PHOTO: NOAA
Though the calendar may only read February, scientists have been carefully considering the upcoming hurricane season for some time. As a result, last week NOAA’s National Weather Service announced it will use a new hurricane scale. While the changes won’t have much, if any, impact on megayacht cruising plans, they are important to understand.
The previous scale, called the Saffir-Simpson Scale, included wind-speed ranges, plus specific measurements for storm surge and flooding effects. The new scale focuses instead on wind impacts alone, modified in part based on public comment that NOAA solicited last year. The new name: Saffir-Simpson Hurricane Wind Scale. The five categories of wind-speed ranges from the prior scale remain the same in this one.
NOAA will, of course, continue to monitor potential storm surges and the related floods. It will also continue to release these forecasts when it issues hurricane advisories. But after studying recent hurricanes and consulting leading scientific experts, along with the collected public input, it realized the Saffir-Simpson Scale’s predicted storm surges didn’t always come into play. Indeed, a number of variables affect them, such as the hurricane’s intensity, barometric pressure, size, and movement. Other variables: how deep the near-shore waters are, and what the local landscape is like.

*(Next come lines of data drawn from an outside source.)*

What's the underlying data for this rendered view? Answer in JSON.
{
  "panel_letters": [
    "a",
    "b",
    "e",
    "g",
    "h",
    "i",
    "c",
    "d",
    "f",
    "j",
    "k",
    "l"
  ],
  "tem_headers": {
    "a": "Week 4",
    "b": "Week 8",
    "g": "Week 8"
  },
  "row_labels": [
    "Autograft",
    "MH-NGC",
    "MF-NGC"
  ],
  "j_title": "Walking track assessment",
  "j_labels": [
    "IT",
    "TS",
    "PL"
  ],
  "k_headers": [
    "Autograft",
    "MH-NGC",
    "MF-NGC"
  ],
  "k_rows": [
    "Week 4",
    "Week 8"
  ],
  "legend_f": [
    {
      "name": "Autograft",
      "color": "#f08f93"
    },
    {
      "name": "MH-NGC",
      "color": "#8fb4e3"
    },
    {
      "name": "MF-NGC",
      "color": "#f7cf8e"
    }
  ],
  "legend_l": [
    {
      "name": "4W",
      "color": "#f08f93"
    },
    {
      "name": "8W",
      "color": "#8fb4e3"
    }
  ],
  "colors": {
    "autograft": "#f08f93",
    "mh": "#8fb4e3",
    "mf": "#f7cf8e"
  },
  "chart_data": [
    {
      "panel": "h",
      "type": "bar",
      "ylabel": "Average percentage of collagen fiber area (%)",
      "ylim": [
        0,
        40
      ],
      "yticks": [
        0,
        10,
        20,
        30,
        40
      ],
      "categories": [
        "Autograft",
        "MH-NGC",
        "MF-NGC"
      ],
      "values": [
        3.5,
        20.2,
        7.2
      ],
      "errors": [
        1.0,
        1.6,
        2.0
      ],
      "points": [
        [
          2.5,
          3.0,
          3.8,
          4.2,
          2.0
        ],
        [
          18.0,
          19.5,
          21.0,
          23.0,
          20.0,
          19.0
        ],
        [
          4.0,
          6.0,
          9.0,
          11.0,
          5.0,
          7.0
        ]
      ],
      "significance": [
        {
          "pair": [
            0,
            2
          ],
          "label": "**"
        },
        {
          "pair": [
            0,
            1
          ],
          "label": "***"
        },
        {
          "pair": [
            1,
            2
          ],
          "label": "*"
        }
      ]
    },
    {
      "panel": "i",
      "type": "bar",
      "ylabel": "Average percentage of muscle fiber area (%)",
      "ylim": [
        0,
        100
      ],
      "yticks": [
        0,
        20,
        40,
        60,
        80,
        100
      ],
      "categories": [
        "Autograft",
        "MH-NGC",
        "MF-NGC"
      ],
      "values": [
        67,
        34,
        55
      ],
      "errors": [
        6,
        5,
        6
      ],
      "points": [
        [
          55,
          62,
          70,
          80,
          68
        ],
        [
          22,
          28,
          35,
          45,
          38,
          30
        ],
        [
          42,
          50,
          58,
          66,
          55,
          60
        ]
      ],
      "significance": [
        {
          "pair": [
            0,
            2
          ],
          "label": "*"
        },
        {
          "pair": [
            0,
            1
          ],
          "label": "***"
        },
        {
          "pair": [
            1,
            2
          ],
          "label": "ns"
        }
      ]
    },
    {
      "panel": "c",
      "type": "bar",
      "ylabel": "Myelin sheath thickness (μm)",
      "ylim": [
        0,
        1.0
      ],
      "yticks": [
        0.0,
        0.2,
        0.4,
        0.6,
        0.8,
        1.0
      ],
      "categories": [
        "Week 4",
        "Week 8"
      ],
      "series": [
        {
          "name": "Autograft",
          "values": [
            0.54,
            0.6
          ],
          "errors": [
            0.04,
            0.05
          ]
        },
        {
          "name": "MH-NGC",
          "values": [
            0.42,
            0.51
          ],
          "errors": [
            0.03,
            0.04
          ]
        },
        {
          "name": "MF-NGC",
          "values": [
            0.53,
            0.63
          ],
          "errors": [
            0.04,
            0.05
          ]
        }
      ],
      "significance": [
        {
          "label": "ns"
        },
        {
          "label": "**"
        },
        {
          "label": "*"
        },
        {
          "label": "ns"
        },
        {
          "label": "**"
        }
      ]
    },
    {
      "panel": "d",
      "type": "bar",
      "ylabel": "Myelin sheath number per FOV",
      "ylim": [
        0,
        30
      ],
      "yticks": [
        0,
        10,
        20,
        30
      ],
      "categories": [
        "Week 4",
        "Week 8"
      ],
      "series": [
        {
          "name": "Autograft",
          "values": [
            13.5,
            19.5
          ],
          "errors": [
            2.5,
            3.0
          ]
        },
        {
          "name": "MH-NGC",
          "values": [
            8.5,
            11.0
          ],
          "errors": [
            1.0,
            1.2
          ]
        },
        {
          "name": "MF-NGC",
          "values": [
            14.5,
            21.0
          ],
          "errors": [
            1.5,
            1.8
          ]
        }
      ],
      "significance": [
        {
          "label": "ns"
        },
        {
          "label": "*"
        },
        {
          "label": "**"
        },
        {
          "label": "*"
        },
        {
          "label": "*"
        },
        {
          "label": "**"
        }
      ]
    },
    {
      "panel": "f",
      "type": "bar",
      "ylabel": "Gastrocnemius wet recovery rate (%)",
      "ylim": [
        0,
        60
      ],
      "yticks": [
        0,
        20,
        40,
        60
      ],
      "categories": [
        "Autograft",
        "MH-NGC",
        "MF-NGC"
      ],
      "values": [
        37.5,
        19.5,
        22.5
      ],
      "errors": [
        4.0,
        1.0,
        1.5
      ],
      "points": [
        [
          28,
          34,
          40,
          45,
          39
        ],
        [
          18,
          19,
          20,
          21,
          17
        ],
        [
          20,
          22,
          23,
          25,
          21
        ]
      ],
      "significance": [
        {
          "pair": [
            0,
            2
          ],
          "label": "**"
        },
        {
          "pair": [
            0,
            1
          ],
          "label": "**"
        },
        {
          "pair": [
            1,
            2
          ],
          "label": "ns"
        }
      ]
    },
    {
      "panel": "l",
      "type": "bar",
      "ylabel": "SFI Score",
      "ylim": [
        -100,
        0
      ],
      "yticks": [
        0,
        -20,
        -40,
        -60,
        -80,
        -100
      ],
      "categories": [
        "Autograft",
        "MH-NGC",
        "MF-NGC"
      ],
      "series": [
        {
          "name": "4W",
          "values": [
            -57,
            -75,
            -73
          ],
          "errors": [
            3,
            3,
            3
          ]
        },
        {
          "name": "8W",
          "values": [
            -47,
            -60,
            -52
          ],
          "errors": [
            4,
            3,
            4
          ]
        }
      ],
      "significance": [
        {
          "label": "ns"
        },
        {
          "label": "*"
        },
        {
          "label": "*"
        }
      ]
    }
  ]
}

Hurricane Charley and Hurricane Ike present good compare-contrast examples. Hurricane Charley was a Category 4 hurricane when it hit the Gulf Coast of Florida nearly six years ago, but the storm surge was only six to seven feet at its highest level. Meanwhile, Hurricane Ike (pictured above), which hit Texas in 2008, was a Category 2, with a whopping 15- to 20-foot peak storm surge. Yet another example was Hurricane Katrina, which had a peak surge of 25 feet in Mississippi, akin to a far stronger storm despite being a Category 3.